PRISTINA, Kosovo --
The U.S. Air Forces in Europe Band returned Feb. 19 from a six-day trip to Kosovo to celebrate the country’s 10th anniversary of independence, capping a whirlwind trip that included building partnerships with the Kosovo Security Forces and outreach events across the country.
Kosovo, a country of 1.8 million in the Balkans, declared independence from Serbia in February 2008 as the Republic of Kosovo. It has always enjoyed warm diplomatic relations with the U.S., and the USAFE Band embarked on this trip at the invitation of the U.S. Embassy in Pristina.
“It was an honor for us to come to Kosovo to celebrate this milestone,” said Lt. Col. Don Schofield, USAFE Band commander. “We met some fantastic people, we made a lot of great connections and overall I think it was a really successful visit.”
For Schofield, the trip was about using music to build partnerships and friendships across cultures. Part of how they do that is to integrate with local musicians – both military and civilian.
On Thursday the band visited the headquarters of the Kosovo Security Forces and sat for a performance alongside their counterparts in the KSF Band. Even though the musicians had never met and didn’t speak the same language, they were able to communicate through music.
“One of my favorite parts of this job is having the opportunity to meet people from different cultures and backgrounds,” said Staff Sgt. Justin Cockerham, keyboardist, vocalist and the band’s musical director.
“We were able to sit down with the KSF Band and have a really fun musical conversation that included improvisation and musical cooperation, and I think it’s a great analogy for what we do as musicians in bringing cultures together and building relationships,” he said. “It’s really astounding, and I’m really honored to be part of it.”

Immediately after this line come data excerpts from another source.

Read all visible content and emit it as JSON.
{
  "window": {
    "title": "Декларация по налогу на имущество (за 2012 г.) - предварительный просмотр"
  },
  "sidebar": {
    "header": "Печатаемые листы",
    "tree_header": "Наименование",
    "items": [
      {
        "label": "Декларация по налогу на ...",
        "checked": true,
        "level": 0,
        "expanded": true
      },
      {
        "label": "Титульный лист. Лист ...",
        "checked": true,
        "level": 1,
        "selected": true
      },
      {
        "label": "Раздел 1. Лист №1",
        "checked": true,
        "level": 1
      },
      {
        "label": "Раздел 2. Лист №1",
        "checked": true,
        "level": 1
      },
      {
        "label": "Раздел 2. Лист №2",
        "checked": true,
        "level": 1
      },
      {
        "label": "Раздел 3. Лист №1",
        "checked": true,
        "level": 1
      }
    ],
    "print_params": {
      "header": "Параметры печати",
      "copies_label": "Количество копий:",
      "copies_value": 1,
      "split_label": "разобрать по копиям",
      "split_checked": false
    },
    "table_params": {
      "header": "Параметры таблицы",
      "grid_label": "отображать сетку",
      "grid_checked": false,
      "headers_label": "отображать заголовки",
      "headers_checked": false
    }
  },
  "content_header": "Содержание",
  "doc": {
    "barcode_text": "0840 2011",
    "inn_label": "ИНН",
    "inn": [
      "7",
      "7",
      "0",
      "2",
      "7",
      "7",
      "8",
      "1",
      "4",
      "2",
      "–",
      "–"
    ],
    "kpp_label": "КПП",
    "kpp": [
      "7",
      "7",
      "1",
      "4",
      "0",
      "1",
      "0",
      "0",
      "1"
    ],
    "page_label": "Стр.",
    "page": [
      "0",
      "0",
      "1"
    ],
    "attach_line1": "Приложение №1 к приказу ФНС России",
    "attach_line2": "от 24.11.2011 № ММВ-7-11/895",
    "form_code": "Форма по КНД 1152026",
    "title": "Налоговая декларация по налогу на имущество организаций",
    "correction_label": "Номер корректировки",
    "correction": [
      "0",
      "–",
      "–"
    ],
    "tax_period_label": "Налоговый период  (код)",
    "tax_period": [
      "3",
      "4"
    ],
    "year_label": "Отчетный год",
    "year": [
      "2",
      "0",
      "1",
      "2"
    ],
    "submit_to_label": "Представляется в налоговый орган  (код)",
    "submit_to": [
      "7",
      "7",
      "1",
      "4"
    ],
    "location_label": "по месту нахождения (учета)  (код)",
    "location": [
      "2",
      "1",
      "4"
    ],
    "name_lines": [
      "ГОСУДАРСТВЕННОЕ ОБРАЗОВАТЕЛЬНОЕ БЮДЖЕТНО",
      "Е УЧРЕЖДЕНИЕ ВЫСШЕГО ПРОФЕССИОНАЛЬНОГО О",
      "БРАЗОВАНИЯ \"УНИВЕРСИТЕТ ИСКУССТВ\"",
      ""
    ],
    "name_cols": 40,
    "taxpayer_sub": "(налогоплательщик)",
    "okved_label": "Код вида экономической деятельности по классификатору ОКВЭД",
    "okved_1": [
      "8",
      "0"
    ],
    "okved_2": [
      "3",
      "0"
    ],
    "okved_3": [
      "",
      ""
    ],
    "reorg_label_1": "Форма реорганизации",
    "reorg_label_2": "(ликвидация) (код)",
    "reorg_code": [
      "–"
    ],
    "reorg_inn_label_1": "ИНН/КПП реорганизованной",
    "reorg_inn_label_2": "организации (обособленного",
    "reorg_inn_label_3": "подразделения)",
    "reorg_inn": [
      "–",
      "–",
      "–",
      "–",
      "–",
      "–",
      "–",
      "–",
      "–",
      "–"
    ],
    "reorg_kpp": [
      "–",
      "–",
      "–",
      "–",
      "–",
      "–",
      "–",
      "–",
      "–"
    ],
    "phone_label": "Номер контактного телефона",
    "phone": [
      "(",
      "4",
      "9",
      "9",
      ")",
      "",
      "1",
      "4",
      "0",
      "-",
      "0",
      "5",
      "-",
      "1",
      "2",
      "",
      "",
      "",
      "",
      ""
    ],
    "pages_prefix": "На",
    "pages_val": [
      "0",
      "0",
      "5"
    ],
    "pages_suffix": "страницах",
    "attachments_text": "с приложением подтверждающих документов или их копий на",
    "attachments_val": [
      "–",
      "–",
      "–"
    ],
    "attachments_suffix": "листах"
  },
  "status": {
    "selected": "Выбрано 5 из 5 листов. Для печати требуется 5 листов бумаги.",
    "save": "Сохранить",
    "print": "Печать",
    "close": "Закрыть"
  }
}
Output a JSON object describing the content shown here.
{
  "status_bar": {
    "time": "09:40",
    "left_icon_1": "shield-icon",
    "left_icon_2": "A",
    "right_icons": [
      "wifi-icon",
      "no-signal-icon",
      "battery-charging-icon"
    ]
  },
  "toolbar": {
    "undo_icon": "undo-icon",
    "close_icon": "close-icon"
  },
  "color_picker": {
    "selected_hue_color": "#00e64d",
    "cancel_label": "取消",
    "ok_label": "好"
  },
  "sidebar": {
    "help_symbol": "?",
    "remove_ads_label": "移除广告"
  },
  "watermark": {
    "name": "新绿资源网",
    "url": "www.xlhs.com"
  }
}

On Feb. 18 in Prizren, the band brought onstage Kosovar musicians Denisa Sadiku, a vocalist who excelled on the the show “The Voice Albania,” and Anda Gjini, a flute player in her final semester studying music at the University of Pristina.
“The band was so wonderful,” said Gjini, a native of Prizren who was in town celebrating independence day with her family. “They were so friendly, and they made me feel like I had been playing with them for years, even though this was the first time I met them. I’m really thankful to be able to have this experience.”
On Friday evening, the band performed at Red Hall in Pristina, an event hosted by the U.S. Ambassador to Kosovo, Greg Delawie, and broadcast live on Radio Television of Kosovo, the most-viewed television station in the country. The audience included diplomats, members of the KSF and dozens of young Kosovars invited by the embassy.
Other events included a show in Peja, in far western Kosovo, a live appearance on the RTK morning show, and a performance at an outdoor stage downtown Pristina in celebration of the country’s independence anniversary.
While in Kosovo, the band shared some American culture with Kosovo Force, the NATO organization known as “KFOR,” at Camp Film City and Camp Bondsteel. At Camp Bondsteel, they were joined onstage by the commander of Multinational Battle Group-East, Col. Michael Spraggins, on trumpet, and U.S. Army Soldiers on tambourine and cow bell.
The mission of KFOR, which has been in the country since the end of the Kosovo War in 1999, is to maintain a safe and secure environment. Several hundred U.S. troops, mostly at Camp Bondsteel, work side-by-side with their NATO allies and partners to carry out that mission.
“We travel to different countries, and even though we give a piece of ourselves, we also try to take some of that country with us as well,” Schofield said. “It’s about memories, and a better understanding culturally – I think that’s the thing that I personally take away.”